Looking down over the East River from the Roosevelt Island tramway, I watch the New York City skyline shrink in the distance, its whooping sirens and rattling subway cars slowly fading away. The aerial crossing is a fitting start to my search for quiet in one of the loudest cities in the world, a quest that will bring me to the southernmost tip of Roosevelt Island, where 1,500 trees grow on a piece of land the size of a tennis court.
Located parallel to the East River Esplanade, the newly planted Manhattan Healing Forest stands juxtaposed against its Goliath steel and concrete counterpart. As I round the corner to Southpoint Park on an atypically warm March afternoon, the birdsong of chickadees and orange-bellied robins signals that the forest is near.
I soon catch sight of Christina Delfico, my guide for the day and the founder of iDig2Learn, an environmental nonprofit that gathers local students to plant urban gardens throughout the city. She hops between plants, teasing soil and cooing to the blossoming buds and growing branches—seemingly mirroring the peckish robins nearby. Two years ago, Delfico submitted an application to the state requesting permission to plant New York City’s first-ever micro-forest. And just over one year ago, its first trees were planted by over 400 volunteers.
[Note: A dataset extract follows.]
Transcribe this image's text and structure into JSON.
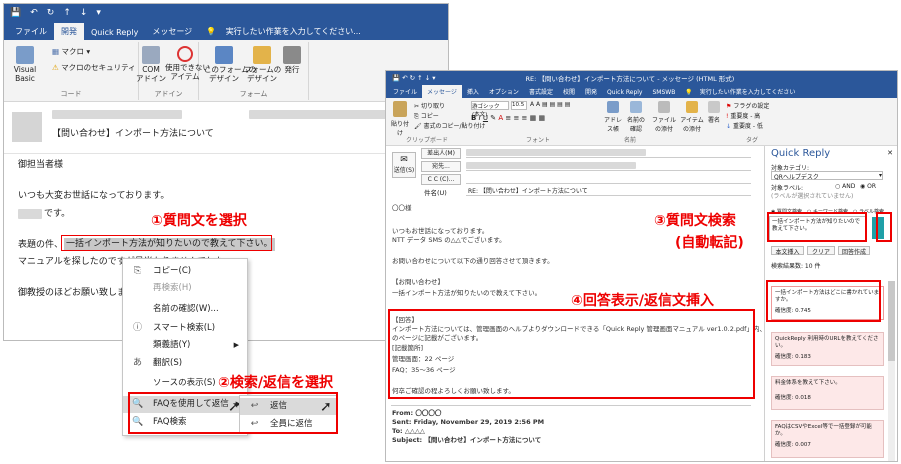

Hopping over the garden’s stone wall to join her, I feel as though I’ve crossed an invisible border worlds away from the chaos of New York City. The wind rustles the leaves of 47 native species, including beach plum, white oak, and sweet birch. Even the blue tags from the US Forest Service identifying each plant as a wild strawberry or shagbark hickory or wild black cherry jingle along like a wind chime.
The human noise here sounds different than in Manhattan, too. Around the forest, people are curious and congenial—the usual unspoken rules that conduct life on the other side of the river momentarily tossed out the window. “We’re going to see lots of blueberries this summer!” Delfico excitedly informs a Public Works team upon our crossing paths, and the city crew dances to the good news.
This mini-retreat from urban living is just the type of let’s-see-what-happens project Roosevelt Island is known for. Walking the island is to tour a menagerie of New York City’s out-there experiments, from the 19th-century smallpox hospital, to Cornell Tech, to the Healing Forest’s next-door neighbor, Strecker Memorial Laboratory, the first lab in the country dedicated to pathological research. “Out of sight, out of mind, a lot of the shunned were put up on Roosevelt Island,” says Delfico.
The tucked-away green space also serves a utilitarian purpose, doubling as a living seawall to help curb flooding, erosion, and pollutant runoff, all increasingly relevant concerns for the island. Being seated in the middle of the East River leaves Roosevelt Island especially subject to sea-level rise and extreme weather conditions due to climate change.
“The Manhattan Healing Forest is like urban acupuncture,” says Ethan Bryson, the lead forester from SUGi, a conservation organization that served as a lead partner on the project. “In its concentrated form, it’s rooting the island, improving the water quality, and accelerating the habitat restoration of the land from decades down to years.”